Por Denis Bichuetti **
** Professor adjunto da Disciplina de Neurologia na Universidade Federal de São Paulo.
Passaram-se 100 anos desde a descrição original de Eugéne Devic e Fernand Gault à formulação do primeiro conjunto de critérios diagnósticos com uso de ferramentas modernas, baseado no avaliação conjunta do quadro clínico, imagem por ressonância magnética e liquor 1. Naquele momento a doença de Devic era considerada uma variante de esclerose múltipla, poderia ter um curso monofásico em 20% dos casos e seu tratamento era, de certa forma, não padronizado. Nos últimos 15 anos o conhecimento sobre a doença de Devic aumentou muito mais do que se conhece sobre a própria esclerose múltipla, identificando-se um anticorpo sanguíneo especifico2, hoje conhecido como anticorpo antiquaporina 4 ou NMO-IgG, alterações cerebrais específicas desta doença3-4, comorbidades com outras doenças autoimunes5-6 e, principalmente, o efeito de medicamentos imunossupressores específicos no seu tratamento preventivo7-9. Neste momento começamos a usar o termo neuromielite óptica (NMO) como sinônimo de doença de Devic.
Ainda sim muitos neurologistas tem dificuldades em identificar e acompanhar estes pacientes, pois o conhecimento acumulado ainda não havia sido incorporado de forma concisa, sendo que o conjunto de critérios diagnósticos de 2006 não permitia a inclusão de pacientes sem lesões em nervos ópticos ou medula espinal10, além de supervalorizar o NMO-IgG. O recém publicado conjunto de critérios diagnósticos, estabelecido por um consenso internacional11 vem para preencher as lacunas e dúvidas de muitos colegas (ver tabela).
O painel incluiu as síndromes hoje conhecidas como específicas para NMO: lesões de tronco cerebral, especialmente próximas a área postrema; manifestações encefálicas com lesões cerebrais específicas (área postrema, corpos mamilares, peri-hipotalamicas e periependimárias); e narcolepsia sintomática. Estes critérios permitem o diagnóstico de NMO mesmo na ausência concomitante de neurite óptica e mielite (mesmo na ausência ou sorologia negativa para NMO-IgG), além de permitir seu diagnóstico naqueles apenas com manifestações encefálicas, mas, nestes casos, com positividade para NMO-IgG.
Apesar de mais completo que os critérios anteriores e de trazer em um único artigo uma excelente revisão da clínica e imagem em NMO, os critérios atuais ainda deixam espaço para definir como devem ser chamados, ou categorizados, os pacientes com neurite óptica de repetição e mielite longitudinalmente de repetição, mas negativos para NMO-IgG. Ainda que a orientação de tratamento destes casos, pelo menos em nosso grupo, seja semelhante aos pacientes com NMO, i.e., imunossupressão, não podemos afirmar com exatidão se fazem parte de uma mesmo grupo ou se ainda há algo mais para se conhecer sobre a imunologia e fisiopatologia destas variantes.

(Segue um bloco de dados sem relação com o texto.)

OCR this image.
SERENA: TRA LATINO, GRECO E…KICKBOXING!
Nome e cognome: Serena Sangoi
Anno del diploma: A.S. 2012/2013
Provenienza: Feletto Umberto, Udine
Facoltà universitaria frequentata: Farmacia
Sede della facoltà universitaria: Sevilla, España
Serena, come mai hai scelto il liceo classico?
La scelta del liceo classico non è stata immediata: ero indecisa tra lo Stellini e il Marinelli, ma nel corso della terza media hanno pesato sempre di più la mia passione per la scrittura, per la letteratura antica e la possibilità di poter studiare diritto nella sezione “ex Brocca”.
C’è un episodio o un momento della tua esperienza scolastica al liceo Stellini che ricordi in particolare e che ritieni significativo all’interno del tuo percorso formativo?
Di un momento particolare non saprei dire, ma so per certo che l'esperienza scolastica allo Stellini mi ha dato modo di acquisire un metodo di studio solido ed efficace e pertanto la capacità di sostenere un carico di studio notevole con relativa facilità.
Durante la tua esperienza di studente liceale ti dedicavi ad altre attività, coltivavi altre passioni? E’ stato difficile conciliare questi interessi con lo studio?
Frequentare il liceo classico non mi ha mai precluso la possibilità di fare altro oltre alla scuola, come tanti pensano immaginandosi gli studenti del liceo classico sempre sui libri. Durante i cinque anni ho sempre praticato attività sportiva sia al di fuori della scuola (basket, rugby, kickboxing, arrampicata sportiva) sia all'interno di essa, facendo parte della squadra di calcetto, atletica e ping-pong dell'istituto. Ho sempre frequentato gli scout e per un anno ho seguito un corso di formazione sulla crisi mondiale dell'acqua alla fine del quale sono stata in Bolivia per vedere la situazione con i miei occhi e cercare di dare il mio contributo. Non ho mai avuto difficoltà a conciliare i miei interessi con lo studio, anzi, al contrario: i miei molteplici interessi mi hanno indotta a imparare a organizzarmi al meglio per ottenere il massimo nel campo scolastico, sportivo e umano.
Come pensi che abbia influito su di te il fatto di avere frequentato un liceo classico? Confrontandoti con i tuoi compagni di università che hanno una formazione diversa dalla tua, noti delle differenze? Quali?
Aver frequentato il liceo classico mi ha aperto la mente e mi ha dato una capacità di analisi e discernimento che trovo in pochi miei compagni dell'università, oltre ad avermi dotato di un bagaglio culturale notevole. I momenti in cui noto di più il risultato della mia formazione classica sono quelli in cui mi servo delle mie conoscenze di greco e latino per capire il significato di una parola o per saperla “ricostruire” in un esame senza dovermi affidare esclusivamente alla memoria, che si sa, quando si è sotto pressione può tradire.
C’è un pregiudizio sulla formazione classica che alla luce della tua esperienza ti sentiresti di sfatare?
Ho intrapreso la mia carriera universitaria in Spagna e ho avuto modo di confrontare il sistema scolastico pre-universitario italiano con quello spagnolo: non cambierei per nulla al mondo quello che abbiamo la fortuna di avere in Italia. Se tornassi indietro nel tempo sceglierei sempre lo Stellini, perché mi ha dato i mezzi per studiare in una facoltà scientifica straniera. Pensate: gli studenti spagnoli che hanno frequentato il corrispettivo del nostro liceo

Por fim, mas certamente ainda com muito a ser contado sobre a história desta doença, o painel internacional sugere o uso do termo Doenças do Espectro Neuromielite Óptica (NMOSD, do inglês, Neuromyelitis Optica Spectrum Disorders), facilitando a uniformização e denominação destes casos, hoje com manifestações muito além da neurite óptica e mielite longitudinalmente extensa. Não podemos esquecer da descrição original de Eugéne Devic, mas em seu respeito, a doença conhecida hoje como NMOSD é realmente muito diferente do que aquele que o homenageou, bom, como muitas vezes vemos no evoluir do conhecimento médico científico.